Experience by benefit size
It is a common market practice to offer discounts for large sums insured. However, experience does not support such a practice. Generally, people with larger sums insured are more likely to claim and less likely to terminate once they are on claim (see Figure 6). The standard errors at the 95% confidence intervals are also shown, indicating sufficient numbers of claims in each sum insured band.
One of the potential drivers of this experience could be the difference in portfolio mix among the different sum insured bands. However, the pattern of worsening experience with increasing policy size is still evident when analysed further by gender and by occupation.
There are many other potential drivers behind this pattern.

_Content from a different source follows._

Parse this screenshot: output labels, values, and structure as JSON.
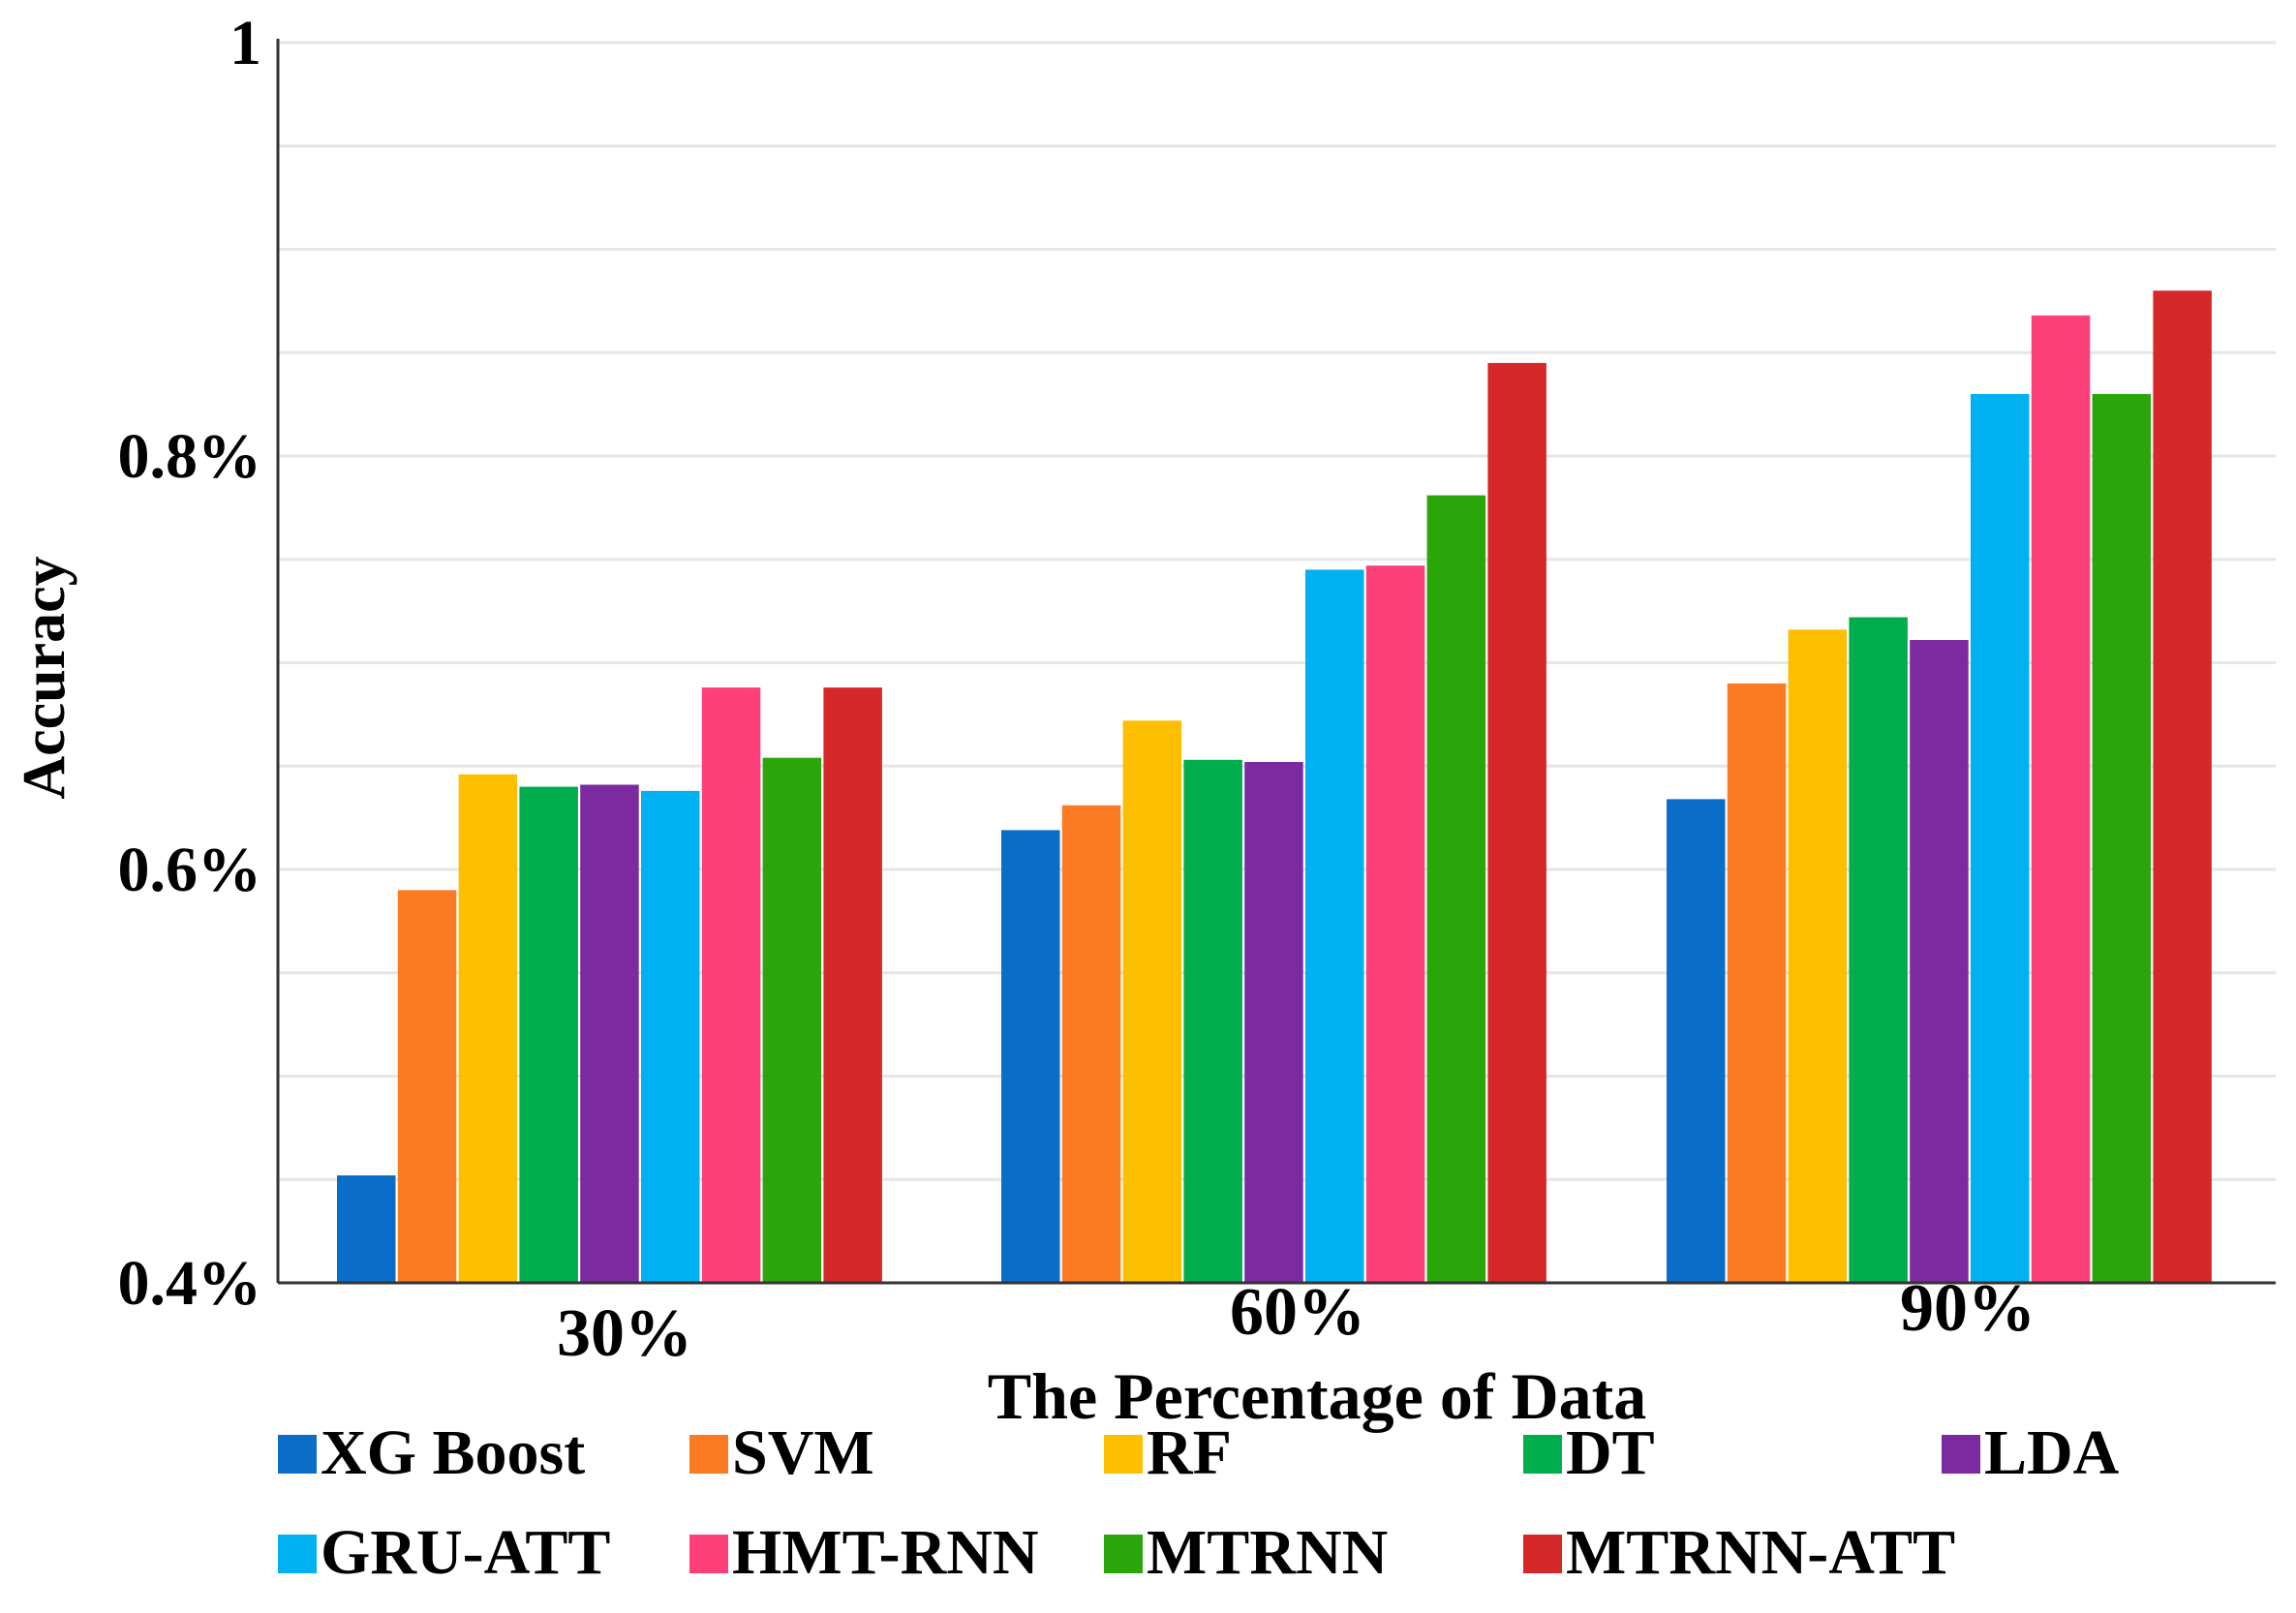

It could be argued that a 25% drop in income post disablement has a greater impact on the living standard of someone earning less than NZ$2000 per month than those earning more NZ$6000 per month, reflecting the diminishing value of money.
Experience by benefit period
Experience also shows significantly higher claim cost for longer benefit periods. Policyholders of longer benefit periods are more likely to claim, and once on claim, less likely to terminate (see Figure 7).
Typically, claims with long-term benefit periods receive more attention from claims managers as they could potentially become the more expensive claims. For that reason, long-term benefit period claims could arguably produce better termination rates than short benefit period claims. However, experience does not show such a pattern.
We analysed the termination experience further by duration since claim and benefit period (see Figure 8). Claims have higher termination rates nearing the end of their benefit periods, suggesting that claimants become self-motivated to return to work as insurance benefits are ending. Claims with two-year benefit periods outperform claims with five-year and to-age-65 benefit periods in the second year (H3 and H4). Similarly, claims with five-year benefit periods outperform claims with to-age-65 benefit periods in the fourth and fifth year (Y4 and Y5). These findings highlight that (dis)ability is best understood in terms of a combination of biological, psychological and social factors rather than purely in biological terms.
Better insurance product design is paramount in managing the difference in experience between benefit periods and responding to the changing landscape of the New Zealand DI market. Some effective changes include the following:
- Objective and clear definitions to improve claims assessors’ capability to interpret and apply policy definitions
- Mandatory compliance with the treatment and rehabilitation program from the insurer
- Ability to offset deemed income for those able to return to work on a partial basis but choose not to do so
An industry study on disability income provides valuable insights to all concerned. This is especially true where no individual company has significant experience on its own, such as termination rates for long duration claims.
Gen Re provides detailed feedback to participating companies, providing valuable insights into the evolving experience in New Zealand and thus helping the industry to better manage this risk. This survey not only helps to price the product more accurately going forward but also to channel claims management resources where it is needed most.